The considered patch to VeriFL is that, instead of applying linearly homomorphic hash to the original input vector, we compute the hash of the partially masked input that adds up the original input and all pairwise-mask vectors in Round 2. Since at least one pairwise-mask vector is pseudorandom from the view of the adversary (otherwise, there will be only one honest party, and the security trivially fails), the published hashes of honest parties must be uniformly distributed (conditioned on that their combination equals to the hash of the sum of all honest parties) from the view of the adversary. This helps the security proof go through. Each party sends it hash (#1) along with the masked input to the server in Round 2 and receives the hashes of other parties at the start of Round 3.

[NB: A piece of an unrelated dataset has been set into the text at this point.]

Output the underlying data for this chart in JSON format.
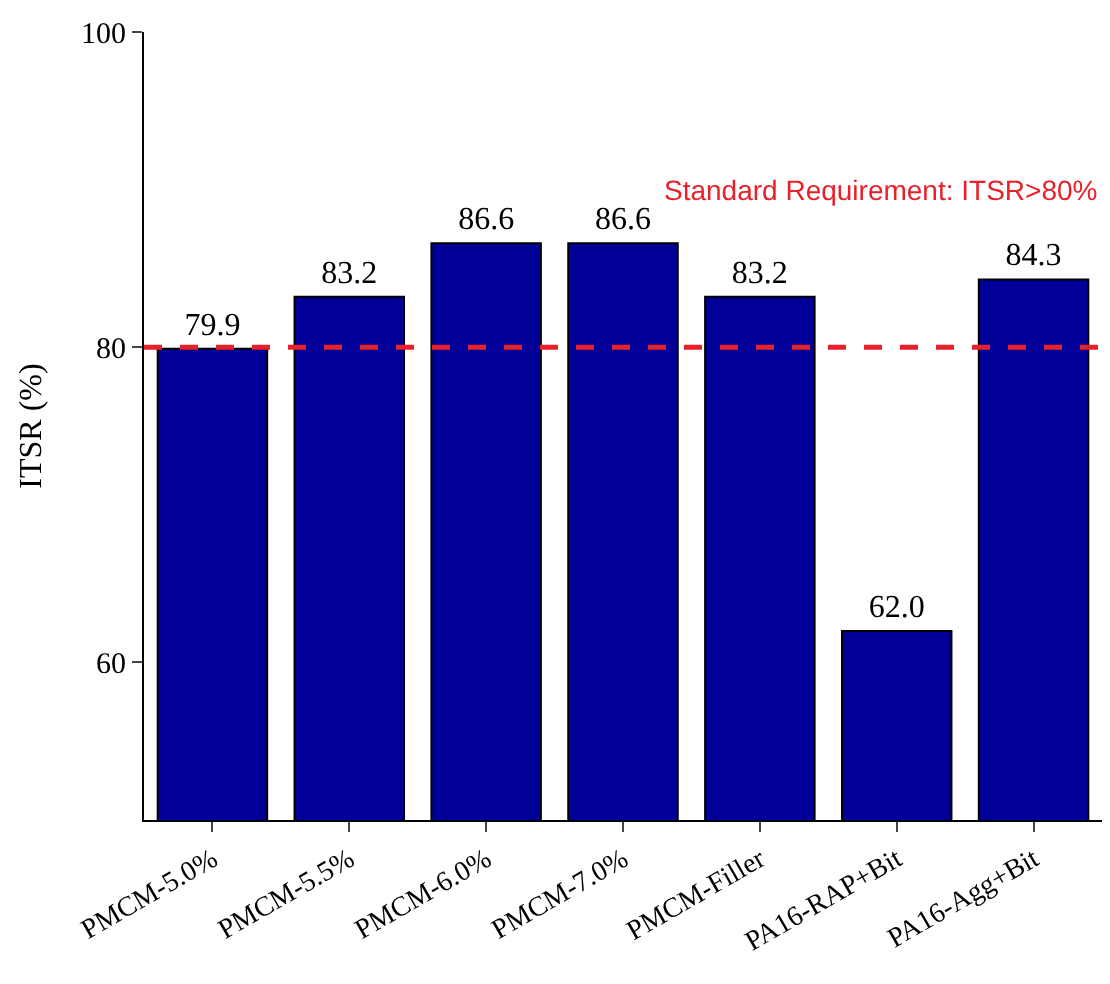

However, to maintain the correctness in terms of verification, it is required that no dropout occurs in Round 2, i.e., U_2 = U_3. Otherwise, the pairwise-masks inside hashes cannot be fully cancelled. We cannot ask the server to provide the "complement" hashes of the remaining pairwise-masks (for i \in U_3 and j \in U_2\U_3) since this practice allows the server to forge aggregate results. Using hashes in (#1), one can verify the correctness of aggegation by the linearity of hash.

In the above patched VeriFL, commitment is no longer required, and the secret sharing for hash values and commitment/decommitment strings can be saved. The first two rounds in the verification phase can also be removed. Batch verification is still preserved.

As for performance, the computational cost (dominated by a hash call in each aggregation phase and a hash call in the batch verification phase) for each client does not significantly change. The communication of each client is reduced due to the savings of commitment and the removed secret shares.

Preface

This repository provides two IntelliJ IDEA projects for VeriFL. The project Client involves the Android benchmark for clients participating in VeriFL protocol. The project Server involves the benchmark of the whole VeriFL protocol (see Server/src/java/com/va/server/Main.java and Server/src/java/com/va/server/SimAggregationServer.java for detail).

Requirements

  • OS: Ubuntu 16.04 LTS
  • IDE: IntelliJ IDEA Community Edition 2019.1.3
  • GCC, G++: version 7.4.0
  • JAVA: 1.8.0_211
  • Cmake: version 3.15.3

To Benchmark VeriFL

To run the VeriFL benchmark program in Server folder, download this repository and run the following commands in shell.

cd Server/src/cpp/build
cmake .. && make
cd ../../..

The parameters required to run the benchmark are listed as follows.

Parameters Description
-logR Set the bit length of the modulus R for the quotient ring Z_R
-d Set the dimension of gradient vectors
-N Set the number of clients
-t Set the threshold of secret sharing
-batch Set the batch size in amortization verification
-maskedColl Set dropouts in the MaskedInputCollection round (e.g., 0,10,2,30 represents there are 10 dropouts in the 0-th epoch and 30 dropouts in the 2-th epoch)
-decom Set the number of clients that drop out in the Decommitting round

For example, in Server/ directory, run

java -Xmx8192m -Xms8192m -Xss8192m -jar Server.jar -logR 24 -d 10000 -N 100 -t 25 -batch 1 -maskedColl 0,0 -decom 0

Note that our simulation requires a large amount of memory and the heap size should be large enough.